🤖 AI Summary
This work addresses the prevalent reliance of current vision-language models (VLMs) on hallucinated reasoning in geolocation tasks, which undermines their auditability due to a lack of grounding in actual visual evidence. To tackle this issue, the authors introduce GeoRC, the first chain-of-reasoning benchmark for geolocation, constructed from GeoGuessr game scenarios and enriched with 800 fine-grained visual reasoning chains annotated by domain experts across 500 scenes. They further propose an automated evaluation framework leveraging both LLM-as-a-judge (e.g., Qwen-3) and VLM-as-a-judge to systematically assess the accuracy and faithfulness of model-generated reasoning. Experiments reveal that while closed-source VLMs (e.g., Gemini, GPT-5) achieve high localization accuracy, their reasoning quality significantly lags behind human performance; open-source VLMs (e.g., Llama, Qwen) perform comparably to baselines that rely solely on positional priors, highlighting their limited capacity for fine-grained visual understanding.
📝 Abstract
Vision Language Models (VLMs) are good at recognizing the global location of a photograph -- their geolocation prediction accuracy rivals the best human experts. But many VLMs are startlingly bad at explaining which image evidence led to their prediction, even when their location prediction is correct. The reasoning chains produced by VLMs frequently hallucinate scene attributes to support their location prediction (e.g. phantom writing, imagined infrastructure, misidentified flora). In this paper, we introduce the first benchmark for geolocation reasoning chains. We focus on the global location prediction task in the popular GeoGuessr game which draws from Google Street View spanning more than 100 countries. We collaborate with expert GeoGuessr players, including the reigning world champion, to produce 800 ground truth reasoning chains for 500 query scenes. These expert reasoning chains address hundreds of different discriminative visual attributes such as license plate shape, architecture, and soil properties to name just a few.

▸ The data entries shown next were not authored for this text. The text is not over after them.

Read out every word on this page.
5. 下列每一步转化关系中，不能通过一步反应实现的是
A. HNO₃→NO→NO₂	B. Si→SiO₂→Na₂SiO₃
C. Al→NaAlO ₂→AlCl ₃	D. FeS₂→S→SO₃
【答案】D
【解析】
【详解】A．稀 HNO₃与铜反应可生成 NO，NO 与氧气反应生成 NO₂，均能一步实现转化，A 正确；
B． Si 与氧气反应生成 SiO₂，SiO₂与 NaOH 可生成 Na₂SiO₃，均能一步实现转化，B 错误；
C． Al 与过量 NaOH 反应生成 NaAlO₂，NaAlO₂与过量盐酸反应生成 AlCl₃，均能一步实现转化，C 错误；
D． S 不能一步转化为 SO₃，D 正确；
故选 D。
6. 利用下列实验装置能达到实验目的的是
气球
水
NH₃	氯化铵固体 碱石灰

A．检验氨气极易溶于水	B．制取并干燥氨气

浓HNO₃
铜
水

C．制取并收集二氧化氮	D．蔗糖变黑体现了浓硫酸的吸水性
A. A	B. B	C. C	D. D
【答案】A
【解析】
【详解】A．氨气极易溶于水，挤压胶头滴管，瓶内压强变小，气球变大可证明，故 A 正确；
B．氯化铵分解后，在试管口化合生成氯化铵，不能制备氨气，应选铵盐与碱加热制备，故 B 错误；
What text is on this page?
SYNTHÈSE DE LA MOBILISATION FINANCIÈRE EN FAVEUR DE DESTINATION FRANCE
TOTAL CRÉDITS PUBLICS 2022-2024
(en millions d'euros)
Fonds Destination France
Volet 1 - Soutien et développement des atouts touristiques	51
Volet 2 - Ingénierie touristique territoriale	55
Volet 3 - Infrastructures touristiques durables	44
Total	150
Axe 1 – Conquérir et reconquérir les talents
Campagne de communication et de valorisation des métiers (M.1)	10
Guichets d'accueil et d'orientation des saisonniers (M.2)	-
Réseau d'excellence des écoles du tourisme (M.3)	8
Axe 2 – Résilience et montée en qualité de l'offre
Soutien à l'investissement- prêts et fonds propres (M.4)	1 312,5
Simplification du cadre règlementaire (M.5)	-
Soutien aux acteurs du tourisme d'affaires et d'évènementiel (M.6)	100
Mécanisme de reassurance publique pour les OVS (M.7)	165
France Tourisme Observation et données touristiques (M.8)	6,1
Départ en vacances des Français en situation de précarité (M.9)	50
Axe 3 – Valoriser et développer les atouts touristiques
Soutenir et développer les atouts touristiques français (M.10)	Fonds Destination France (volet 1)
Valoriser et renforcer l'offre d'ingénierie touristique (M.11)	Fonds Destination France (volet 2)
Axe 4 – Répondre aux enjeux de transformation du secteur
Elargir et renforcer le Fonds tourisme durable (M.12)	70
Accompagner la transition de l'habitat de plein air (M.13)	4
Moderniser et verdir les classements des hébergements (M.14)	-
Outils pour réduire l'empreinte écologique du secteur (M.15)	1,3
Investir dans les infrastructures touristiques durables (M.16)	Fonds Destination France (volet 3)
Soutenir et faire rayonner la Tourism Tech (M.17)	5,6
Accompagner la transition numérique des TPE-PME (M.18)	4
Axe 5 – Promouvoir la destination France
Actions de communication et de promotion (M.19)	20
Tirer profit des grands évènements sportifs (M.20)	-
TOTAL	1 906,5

We evaluate LLM-as-a-judge and VLM-as-a-judge strategies for scoring VLM-generated reasoning chains against our expert reasoning chains and find that Qwen 3 LLM-as-a-judge correlates best with human scoring. Our benchmark reveals that while large, closed-source VLMs such as Gemini and GPT 5 rival human experts at prediction locations, they still lag behind human experts when it comes to producing auditable reasoning chains. Open weights VLMs such as Llama and Qwen catastrophically fail on our benchmark -- they perform only slightly better than a baseline in which an LLM hallucinates a reasoning chain with oracle knowledge of the photo location but no visual information at all. We believe the gap between human experts and VLMs on this task points to VLM limitations at extracting fine-grained visual attributes from high resolution images.